Description
-limited yellow vinyl
-Triple gatefold jacket
-booklet
The Svart reissue of this cult Finnish Prog Rock album comes with loads more than just a simple LP reissue. We got in touch with the band’s leader and songwriter Antti Ortamo, who felt that the album suffered from a mix that could have been better. So, we dug up the original multitrack reels and went to Finnvox, who performed a new mix according to Ortamo’s instructions. The reels also contained one completely previously unreleased track, “Lukiossa”, which was left unmixed at the time, so it was also added to this new version. The new version omits the track “Kaupungin naiset” which was also released as a single, as was the band’s original vision.
First LP of this 2LP + 7 inch set has the original version of the album, just as released in 1976. Second LP contains the brand new mix with bonus track, and the 7″ is a repro of the band’s only single “Käytävä / Kaupungin naiset”. Also included is a booklet with new liner notes and more.
Helsinki-based prog rock band Nova was founded in 1974 by singer and keyboard player Antti Ortamo, bassist Vexi Kumpula and drummer Juki Marjala. This LP Atlantis is their only album from 1976. Atlantis has later been considered as one of the key albums of Finnish prog rock in the 1970s – though the album went largely unnoticed when it was new.
Because Ortamo and Kumpula were studying musicology, they had access to the rehearsing studio of the music department. They recorded a demo tape there and played it to a friend of Ortamo’s brother, Meiju Salonen, who worked at the office of Finland’s leading alternative record company Love Records. Salonen liked what she heard and asked the permission to play the demo to one of the company’s executives, Atte Blom. Blom also liked what he heard and offered the band a recording contract.
Nova’s first release on Love Records was a 7” single Käytävä / Kaupungin naiset in September 1975. The next step was an album. The recordings took place in Stockholm, Sweden in February 1976 under Richard Stanley’s supervision. He was a British film and music producer and also a regular producer for Love’s albums.
”We gave him demo tapes we had recorded in our rehearsals, and Stanley got the idea to make the album very Pink Floyd -like. My idea was to make it more heavy, something like the band Mountain. More distorted and raw”, Ortamo recalls.
The original album includes also the single track “Kaupungin naiset”, but this was not the original plan.
”In the studio Richard Stanley noticed that we need five more minutes of music on the a-side. He asked me to write something. Me and Juki thought we’d just improvise something and pick a five-minute part from the tapes later. But our guitar players refused to play something they hadn’t rehearsed beforehand, and we had to give up the thought”, Antti Ortamo says. However, an improvisation without guitars was recorded, and the original plan is now true on this reissue, with Kaupungin naiset substituted with Lukiossa.

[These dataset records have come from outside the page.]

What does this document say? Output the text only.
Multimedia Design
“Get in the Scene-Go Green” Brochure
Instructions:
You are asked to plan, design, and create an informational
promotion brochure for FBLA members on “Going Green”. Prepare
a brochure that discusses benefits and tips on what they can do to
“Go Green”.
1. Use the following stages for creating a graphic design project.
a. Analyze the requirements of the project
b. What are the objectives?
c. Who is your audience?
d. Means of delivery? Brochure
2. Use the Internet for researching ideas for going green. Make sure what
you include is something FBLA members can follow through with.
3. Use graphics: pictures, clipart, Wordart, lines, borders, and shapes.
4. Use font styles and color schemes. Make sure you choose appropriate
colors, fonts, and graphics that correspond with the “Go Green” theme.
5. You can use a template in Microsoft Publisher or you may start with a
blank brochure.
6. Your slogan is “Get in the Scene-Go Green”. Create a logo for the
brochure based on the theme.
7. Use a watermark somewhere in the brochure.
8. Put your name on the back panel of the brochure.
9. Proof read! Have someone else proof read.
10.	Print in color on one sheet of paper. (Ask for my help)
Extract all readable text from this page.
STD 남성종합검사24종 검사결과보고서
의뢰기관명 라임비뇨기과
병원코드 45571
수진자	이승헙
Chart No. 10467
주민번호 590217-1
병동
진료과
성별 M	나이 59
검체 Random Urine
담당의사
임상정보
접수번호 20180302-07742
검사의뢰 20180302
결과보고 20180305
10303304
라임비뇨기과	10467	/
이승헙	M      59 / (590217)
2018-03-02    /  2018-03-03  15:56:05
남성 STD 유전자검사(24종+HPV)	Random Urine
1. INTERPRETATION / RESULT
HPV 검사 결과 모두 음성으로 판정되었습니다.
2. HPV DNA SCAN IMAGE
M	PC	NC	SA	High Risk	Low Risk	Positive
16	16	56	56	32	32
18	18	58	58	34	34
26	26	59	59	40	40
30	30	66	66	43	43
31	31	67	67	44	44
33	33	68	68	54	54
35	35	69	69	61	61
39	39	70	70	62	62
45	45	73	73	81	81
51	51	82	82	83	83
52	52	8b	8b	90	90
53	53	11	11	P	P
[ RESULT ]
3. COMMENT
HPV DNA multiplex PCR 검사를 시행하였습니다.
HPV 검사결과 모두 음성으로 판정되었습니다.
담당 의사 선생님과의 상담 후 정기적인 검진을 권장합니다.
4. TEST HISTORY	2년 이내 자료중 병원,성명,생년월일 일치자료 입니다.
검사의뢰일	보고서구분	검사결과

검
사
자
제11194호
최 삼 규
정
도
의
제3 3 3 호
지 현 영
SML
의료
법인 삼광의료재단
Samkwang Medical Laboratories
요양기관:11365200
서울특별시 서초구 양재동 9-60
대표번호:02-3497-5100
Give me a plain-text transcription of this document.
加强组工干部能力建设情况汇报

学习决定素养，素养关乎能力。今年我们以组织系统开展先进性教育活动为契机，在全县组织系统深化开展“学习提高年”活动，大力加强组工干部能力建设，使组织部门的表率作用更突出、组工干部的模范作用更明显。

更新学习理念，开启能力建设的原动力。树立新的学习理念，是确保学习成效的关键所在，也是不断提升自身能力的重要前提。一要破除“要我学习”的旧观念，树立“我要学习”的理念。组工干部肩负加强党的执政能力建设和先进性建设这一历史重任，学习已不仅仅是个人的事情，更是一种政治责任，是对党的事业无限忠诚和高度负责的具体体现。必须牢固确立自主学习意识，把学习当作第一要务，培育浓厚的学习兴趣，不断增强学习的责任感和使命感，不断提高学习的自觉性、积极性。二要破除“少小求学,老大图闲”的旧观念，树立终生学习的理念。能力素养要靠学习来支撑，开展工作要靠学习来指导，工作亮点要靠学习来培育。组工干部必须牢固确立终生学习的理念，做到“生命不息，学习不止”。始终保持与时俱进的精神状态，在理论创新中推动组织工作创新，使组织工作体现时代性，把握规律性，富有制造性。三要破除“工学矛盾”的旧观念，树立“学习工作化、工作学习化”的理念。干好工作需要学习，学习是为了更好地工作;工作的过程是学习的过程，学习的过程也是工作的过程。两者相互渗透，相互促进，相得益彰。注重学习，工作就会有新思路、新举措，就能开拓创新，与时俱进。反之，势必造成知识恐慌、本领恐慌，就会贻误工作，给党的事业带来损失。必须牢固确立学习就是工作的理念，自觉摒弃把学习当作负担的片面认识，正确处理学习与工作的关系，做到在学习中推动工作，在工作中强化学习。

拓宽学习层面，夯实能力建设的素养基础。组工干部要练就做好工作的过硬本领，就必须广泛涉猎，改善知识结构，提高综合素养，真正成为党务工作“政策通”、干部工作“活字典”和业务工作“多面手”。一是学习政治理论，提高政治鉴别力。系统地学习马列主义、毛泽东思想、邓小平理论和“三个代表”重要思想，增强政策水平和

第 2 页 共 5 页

Atlantis was released in June 1976. Unfortunately, during the time of the release prog rock was fading in Finland, and Love Records had ran into economic difficulties. There wasn’t much promotion made and the album sold poorly. Ortamo recalls 500 copies being sold to Amsterdam and 200–300 copies in Finland. A few hundred copies was not much even in the small prog rock market of small Finland. The high quality of the album and the beautiful artwork by Ortamo and his brother Heikki didn’t help much, if the record dealers didn’t know about the album and therefore didn’t order it in their stores.
Nova was known only in the capital area of Finland. They had a regular audience who knew their songs, but this audience only existed in Helsinki. The band would have needed airplay to become known nationwide, but the album included three 10-minute songs and one already released single track. Even in the 1970s you couldn’t give regular airplay to 10 minute songs in the radio in Finland. Ortamo recalls Atlantis was played once in the national Finnish radio, Se vuosi and Vanha surullinen laulu didn’t get even that ten to fifteen minutes of fame in the radio.
Eventually Ortamo and Marjala began playing together again, but progressive rock was no more popular in the late 1970s. Punk was the thing in Britain and also in Finland, and it was very far from Ortamo’s preferences. Nova existed in different forms until 1979, but the band released nothing after Atlantis.
Atlantis became a rare collector’s item worldwide already in the 1990s, so there has to be something exceptional in this music.